As such, it is capable of producing articles, essays and even poetry in response to user inputs or prompts. ChatGPT uses generative artificial intelligence (AI) algorithms to create content, including audio, code, images, text, simulations and videos, from large data sets fed into it from the internet. AI-generated art models like DALL-E (a combination of surrealist artist Salvador Dalí and Pixar robot WALL-E) can create extraordinarily beautiful images on demand. Generative AI falls under the broad category of machine learning.
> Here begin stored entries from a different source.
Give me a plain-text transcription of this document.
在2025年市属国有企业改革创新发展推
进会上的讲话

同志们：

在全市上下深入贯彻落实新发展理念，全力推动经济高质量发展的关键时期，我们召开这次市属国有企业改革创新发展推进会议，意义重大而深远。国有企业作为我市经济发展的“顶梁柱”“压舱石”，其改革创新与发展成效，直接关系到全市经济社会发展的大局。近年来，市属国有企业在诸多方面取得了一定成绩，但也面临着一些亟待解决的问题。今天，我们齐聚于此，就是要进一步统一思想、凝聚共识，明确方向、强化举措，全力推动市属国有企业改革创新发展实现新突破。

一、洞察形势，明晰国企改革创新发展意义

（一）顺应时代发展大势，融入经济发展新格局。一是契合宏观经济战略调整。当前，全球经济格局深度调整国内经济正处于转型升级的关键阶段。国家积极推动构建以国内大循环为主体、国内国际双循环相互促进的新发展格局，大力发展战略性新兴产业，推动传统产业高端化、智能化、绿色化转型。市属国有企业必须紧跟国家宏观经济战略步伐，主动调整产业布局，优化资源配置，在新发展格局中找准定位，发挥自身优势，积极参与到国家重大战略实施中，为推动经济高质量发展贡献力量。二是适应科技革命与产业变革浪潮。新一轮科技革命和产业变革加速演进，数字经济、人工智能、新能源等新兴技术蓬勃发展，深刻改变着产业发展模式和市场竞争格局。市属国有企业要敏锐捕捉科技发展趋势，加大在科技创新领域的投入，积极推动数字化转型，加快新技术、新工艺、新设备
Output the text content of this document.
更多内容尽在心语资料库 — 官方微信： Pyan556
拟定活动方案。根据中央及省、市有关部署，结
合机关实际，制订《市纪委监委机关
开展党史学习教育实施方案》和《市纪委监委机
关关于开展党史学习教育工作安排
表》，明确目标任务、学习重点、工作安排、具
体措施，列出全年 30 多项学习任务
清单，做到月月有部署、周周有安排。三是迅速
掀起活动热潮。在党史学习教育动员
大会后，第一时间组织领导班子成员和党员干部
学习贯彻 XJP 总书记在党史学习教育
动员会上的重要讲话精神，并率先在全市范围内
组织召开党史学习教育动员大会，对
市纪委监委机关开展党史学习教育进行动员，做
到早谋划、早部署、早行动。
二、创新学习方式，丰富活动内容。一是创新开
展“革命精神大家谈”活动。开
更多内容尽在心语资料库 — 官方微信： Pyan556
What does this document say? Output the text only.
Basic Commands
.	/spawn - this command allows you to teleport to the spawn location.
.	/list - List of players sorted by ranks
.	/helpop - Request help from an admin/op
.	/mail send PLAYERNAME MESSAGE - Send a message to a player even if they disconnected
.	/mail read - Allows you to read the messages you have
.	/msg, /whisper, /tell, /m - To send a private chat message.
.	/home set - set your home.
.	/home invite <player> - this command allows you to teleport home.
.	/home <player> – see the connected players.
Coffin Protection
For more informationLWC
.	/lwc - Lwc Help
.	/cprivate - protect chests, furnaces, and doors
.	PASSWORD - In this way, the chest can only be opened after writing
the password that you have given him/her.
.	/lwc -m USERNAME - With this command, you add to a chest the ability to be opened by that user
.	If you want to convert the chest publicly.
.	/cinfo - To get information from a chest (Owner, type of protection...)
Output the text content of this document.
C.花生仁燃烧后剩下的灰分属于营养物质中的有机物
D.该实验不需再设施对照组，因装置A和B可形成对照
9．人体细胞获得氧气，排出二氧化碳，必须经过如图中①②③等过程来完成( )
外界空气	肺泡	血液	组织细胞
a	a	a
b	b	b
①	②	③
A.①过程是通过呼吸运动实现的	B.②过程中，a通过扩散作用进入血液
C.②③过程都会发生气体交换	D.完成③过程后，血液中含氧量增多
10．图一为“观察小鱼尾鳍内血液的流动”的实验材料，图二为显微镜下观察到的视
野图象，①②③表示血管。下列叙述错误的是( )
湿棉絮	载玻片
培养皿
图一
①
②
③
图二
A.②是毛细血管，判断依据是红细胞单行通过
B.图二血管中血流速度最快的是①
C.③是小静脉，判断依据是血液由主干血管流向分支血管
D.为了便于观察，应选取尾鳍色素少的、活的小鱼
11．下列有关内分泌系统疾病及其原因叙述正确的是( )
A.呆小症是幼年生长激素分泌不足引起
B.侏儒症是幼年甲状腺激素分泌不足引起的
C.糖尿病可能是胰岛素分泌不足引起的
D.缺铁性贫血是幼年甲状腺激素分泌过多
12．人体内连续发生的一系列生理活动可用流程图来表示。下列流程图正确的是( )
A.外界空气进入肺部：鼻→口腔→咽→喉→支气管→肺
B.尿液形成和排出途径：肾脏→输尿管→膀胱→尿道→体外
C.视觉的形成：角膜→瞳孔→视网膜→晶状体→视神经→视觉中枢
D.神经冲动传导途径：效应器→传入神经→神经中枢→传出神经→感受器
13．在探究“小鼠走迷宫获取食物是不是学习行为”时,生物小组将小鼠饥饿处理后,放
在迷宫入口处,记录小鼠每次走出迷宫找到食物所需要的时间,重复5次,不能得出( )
Following the release of its latest version, GPT-4, tech billionaire Elon Musk and over 1,000 tech researchers and executives have called for a six-month “pause” on the development of advanced artificial intelligence systems such as OpenAI’s GPT to stem what they perceive as a “dangerous” arms race.

In response to such strong scrutiny, OpenAI has maintained that it is "committed to protecting people's privacy" and believes the tool complies with the law. OpenAI also maintains that its AI systems be subject to "rigorous safety evaluations" and has said that comprehensive regulation of the sector is needed.

All said and done, at this point in time, tools like the ChatGPT still have legal leeway to mismanage sensitive company information.

Steve Mills, the chief AI ethics officer at BCG, told an international news agency that the privacy concern that most companies have around these tools is the “inadvertent disclosure of sensitive information.”

“You’ve got all these employees doing things, which can seem very innocuous, like, ‘Oh, I can use this to summarize notes from a meeting.’ But in pasting the notes from the meeting into the prompt, you’re suddenly, potentially, disclosing a whole bunch of sensitive information,” notes Mills.

Unless clearly defined regulations for AI chatbots are established, the risk of stolen privacy is a legitimate one.